I'm puzzled by your two choices.
Target Retirement Income (VTINF) is already 65% bonds and 5% short-term; it is already 30% stocks and as close to 70% bonds as makes no difference. And about 20% of its stocks are foreign, so you have your foreign exposure.
By adding Total International in option 2, you are saying that VTINF doesn't have enough foreign to suit you--yet option 1 contained no foreign at all!
This is not advice, just thoughts.
If you want the reassurance of a portfolio that is very reasonable, that embodies the "conventional wisdom," and in which you deliberately put the decision into someone else's hands, then why not 100% Target Retirement Income? Then it's done, and Vanguard rebalances for you.
Nobody can prove that anything else is all that likely to be all that much better.
Now, when you take an all-in-one fund and start adding outriggers to it to tilt it closer to your liking, that means you sort of know what your liking is. One outrigger might make sense, but by the time you are adding two or more it seems a little silly.
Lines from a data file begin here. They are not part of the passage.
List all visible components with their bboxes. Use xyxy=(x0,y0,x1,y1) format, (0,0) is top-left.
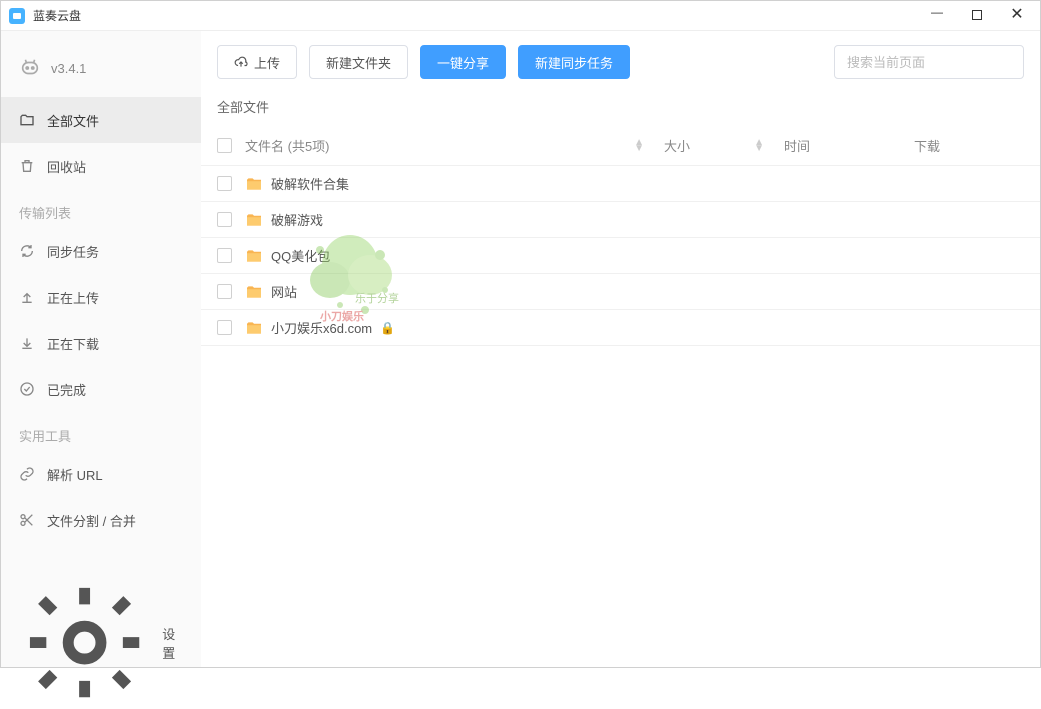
lock-icon: 🔒 xyxy=(380,321,395,335)
table-row[interactable]: QQ美化包 xyxy=(201,238,1040,274)
file-name: 破解软件合集 xyxy=(271,174,349,193)
sidebar-item-label: 同步任务 xyxy=(47,242,99,261)
upload-button[interactable]: 上传 xyxy=(217,45,297,79)
sidebar-item-uploading[interactable]: 正在上传 xyxy=(1,274,201,320)
sidebar-item-label: 全部文件 xyxy=(47,111,99,130)
newfolder-button[interactable]: 新建文件夹 xyxy=(309,45,408,79)
sidebar-item-label: 文件分割 / 合并 xyxy=(47,511,136,530)
file-name: 小刀娱乐x6d.com xyxy=(271,318,372,337)
table-row[interactable]: 小刀娱乐x6d.com 🔒 xyxy=(201,310,1040,346)
sidebar-item-label: 回收站 xyxy=(47,157,86,176)
sidebar-item-downloading[interactable]: 正在下载 xyxy=(1,320,201,366)
download-icon xyxy=(19,335,35,351)
sync-icon xyxy=(19,243,35,259)
folder-icon xyxy=(19,112,35,128)
table-row[interactable]: 破解游戏 xyxy=(201,202,1040,238)
sidebar-item-label: 正在上传 xyxy=(47,288,99,307)
sync-label: 新建同步任务 xyxy=(535,53,613,72)
folder-icon xyxy=(245,321,263,335)
section-tools: 实用工具 xyxy=(1,412,201,451)
folder-icon xyxy=(245,285,263,299)
header-name[interactable]: 文件名 (共5项) ▲▼ xyxy=(245,136,664,155)
version-label: v3.4.1 xyxy=(51,61,86,76)
section-transfer: 传输列表 xyxy=(1,189,201,228)
upload-icon xyxy=(19,289,35,305)
search-input[interactable] xyxy=(834,45,1024,79)
file-name: 破解游戏 xyxy=(271,210,323,229)
header-time[interactable]: 时间 xyxy=(784,136,914,155)
upload-label: 上传 xyxy=(254,53,280,72)
folder-icon xyxy=(245,177,263,191)
sidebar-item-parseurl[interactable]: 解析 URL xyxy=(1,451,201,497)
table-row[interactable]: 破解软件合集 xyxy=(201,166,1040,202)
check-circle-icon xyxy=(19,381,35,397)
sidebar-item-split[interactable]: 文件分割 / 合并 xyxy=(1,497,201,543)
newsync-button[interactable]: 新建同步任务 xyxy=(518,45,630,79)
cloud-upload-icon xyxy=(234,55,248,69)
breadcrumb[interactable]: 全部文件 xyxy=(201,93,1040,126)
settings-label: 设置 xyxy=(162,624,183,662)
row-checkbox[interactable] xyxy=(217,176,232,191)
link-icon xyxy=(19,466,35,482)
gear-icon xyxy=(19,577,150,708)
main-panel: 上传 新建文件夹 一键分享 新建同步任务 全部文件 文件名 (共5项) ▲▼ xyxy=(201,31,1040,667)
sidebar-item-allfiles[interactable]: 全部文件 xyxy=(1,97,201,143)
row-checkbox[interactable] xyxy=(217,248,232,263)
sidebar-item-label: 已完成 xyxy=(47,380,86,399)
sidebar: v3.4.1 全部文件 回收站 传输列表 同步任务 正在上传 正在下载 已完成 … xyxy=(1,31,201,667)
titlebar: 蓝奏云盘 — ✕ xyxy=(1,1,1040,31)
minimize-button[interactable]: — xyxy=(928,5,946,20)
row-checkbox[interactable] xyxy=(217,320,232,335)
table-row[interactable]: 网站 xyxy=(201,274,1040,310)
sort-icon: ▲▼ xyxy=(754,140,764,152)
sidebar-item-sync[interactable]: 同步任务 xyxy=(1,228,201,274)
maximize-button[interactable] xyxy=(968,8,986,23)
share-label: 一键分享 xyxy=(437,53,489,72)
sidebar-item-done[interactable]: 已完成 xyxy=(1,366,201,412)
window-controls: — ✕ xyxy=(928,8,1032,23)
share-button[interactable]: 一键分享 xyxy=(420,45,506,79)
sidebar-item-recycle[interactable]: 回收站 xyxy=(1,143,201,189)
sidebar-item-label: 解析 URL xyxy=(47,465,103,484)
row-checkbox[interactable] xyxy=(217,284,232,299)
sidebar-item-label: 正在下载 xyxy=(47,334,99,353)
newfolder-label: 新建文件夹 xyxy=(326,53,391,72)
row-checkbox[interactable] xyxy=(217,212,232,227)
folder-icon xyxy=(245,213,263,227)
folder-icon xyxy=(245,249,263,263)
header-size[interactable]: 大小 ▲▼ xyxy=(664,136,784,155)
close-button[interactable]: ✕ xyxy=(1008,8,1026,23)
version-row[interactable]: v3.4.1 xyxy=(1,49,201,97)
sort-icon: ▲▼ xyxy=(634,140,644,152)
select-all-checkbox[interactable] xyxy=(217,138,232,153)
trash-icon xyxy=(19,158,35,174)
avatar-icon xyxy=(19,57,41,79)
file-name: QQ美化包 xyxy=(271,246,330,265)
header-download[interactable]: 下载 xyxy=(914,136,1024,155)
app-title: 蓝奏云盘 xyxy=(33,7,81,24)
app-icon xyxy=(9,8,25,24)
file-table: 文件名 (共5项) ▲▼ 大小 ▲▼ 时间 下载 破解软件合集 破解游戏 xyxy=(201,126,1040,667)
file-name: 网站 xyxy=(271,282,297,301)
sidebar-item-settings[interactable]: 设置 xyxy=(1,619,201,667)
toolbar: 上传 新建文件夹 一键分享 新建同步任务 xyxy=(201,31,1040,93)
scissors-icon xyxy=(19,512,35,528)
table-header: 文件名 (共5项) ▲▼ 大小 ▲▼ 时间 下载 xyxy=(201,126,1040,166)
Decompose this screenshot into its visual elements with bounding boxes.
It seems to me that there's nothing wrong with adding outriggers to a blended fund, but it just seems less than straightforward. If you don't like the balance of a Betty Crocker mix, then why not mix from scratch instead of adding this and that to the mix? If nothing else, the rebalancing calculations are easier!
Target Retirement Income only has seven funds in it. Buy those same seven funds and adjust the percentages to your taste. Or, better yet, lump the three foreign funds and buy Total Bond, Total Stock, Inflation-Protected, International, and Prime Money Market in whatever proportions you like.
Annual income twenty pounds, annual expenditure nineteen nineteen and six, result happiness; Annual income twenty pounds, annual expenditure twenty pounds ought and six, result misery.